Birkaç istisna dışında, tüm zamanların ve halkların insanları yaşam hakkında oldukça olumsuz konuştular, Hayat acı çekiyor (Buddha: Schopenhauer, vb.); hayat bir rüyadır (Platon, Pascal); hayat kötülüğün uçurumudur (Antik Mısır); "Hayat bir mücadeledir ve yabancı bir ülkede dolaşmaktır" (Marcus Aurelius); "Hayat, bir aptal tarafından anlatılan, gürültü ve öfke dolu, ama anlamsız bir aptalın hikayesidir" (Shakespeare); "Bütün insan yaşamı derinden gerçek olmayana gömülüdür" (Nietzsche), vb.

"Hayat bir kuruştur" gibi farklı halkların atasözleri ve sözleri aynı şeyden bahseder. Ortega y Gasset insanı ne bir beden ne de bir ruh olarak değil, özellikle bir insan dramı olarak tanımlamıştır. Gerçekten de bu anlamda her insanın hayatı dramatik ve trajiktir: Hayat ne kadar başarılı olursa olsun, ne kadar uzun olursa olsun, sonu kaçınılmazdır. Yunan bilge Epikuros şöyle demiştir: "Ölümün bizimle hiçbir ilgisi olmadığı fikrine kendinizi alıştırın. Biz varken ölüm henüz yoktur ve ölüm varken biz yokuz."

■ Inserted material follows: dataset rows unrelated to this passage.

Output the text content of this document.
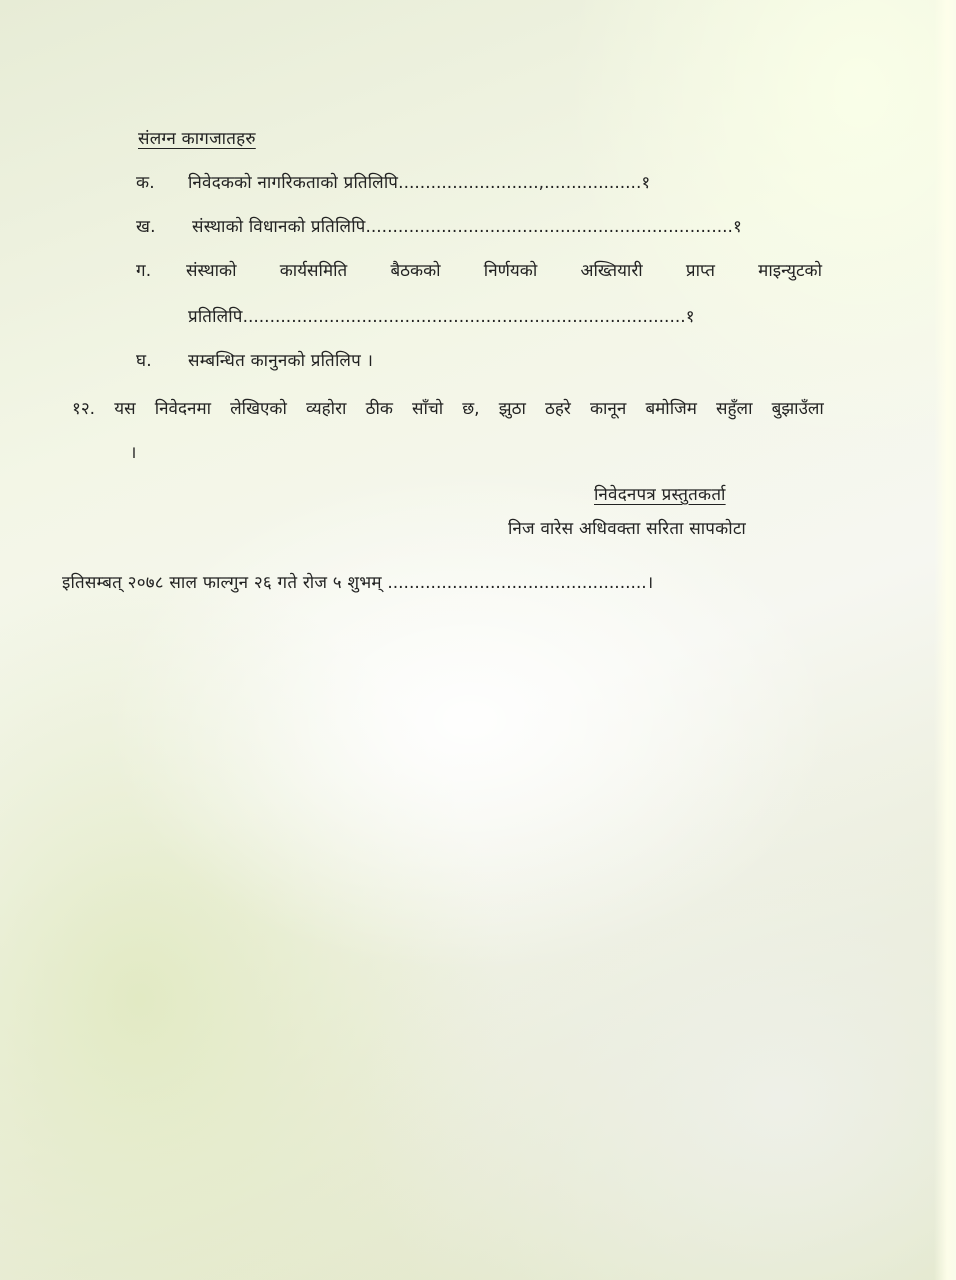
संलग्न कागजातहरु
क. निवेदकको नागरिकताको प्रतिलिपि..........................,..................१
ख. संस्थाको विधानको प्रतिलिपि....................................................................१
ग. संस्थाको	कार्यसमिति	बैठकको	निर्णयको	अख्तियारी	प्राप्त	माइन्युटको
प्रतिलिपि..................................................................................१
घ. सम्बन्धित कानुनको प्रतिलिप ।
१२. यस निवेदनमा लेखिएको व्यहोरा ठीक साँचो छ, झुठा ठहरे कानून बमोजिम सहुँला बुझाउँला
।
निवेदनपत्र प्रस्तुतकर्ता
निज वारेस अधिवक्ता सरिता सापकोटा
इतिसम्बत् २०७८ साल फाल्गुन २६ गते रोज ५ शुभम् ................................................।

Ölüm ve potansiyel ölümsüzlük, felsefi zihin için en güçlü cezbedicidir, çünkü yaşamımızın tüm meseleleri, öyle ya da böyle, ebedi ile orantılı olmalıdır. İnsan, yaşam ve ölüm hakkında düşünmeye mahkumdur ve bu, onun ölümlü olan, ancak bundan haberi olmayan hayvandan farkıdır. Genel olarak ölüm, biyolojik sistemin karmaşıklığının bir intikamıdır. Tek hücreli pratikte ölümsüzdür ve amip bu anlamda mutlu bir yaratıktır.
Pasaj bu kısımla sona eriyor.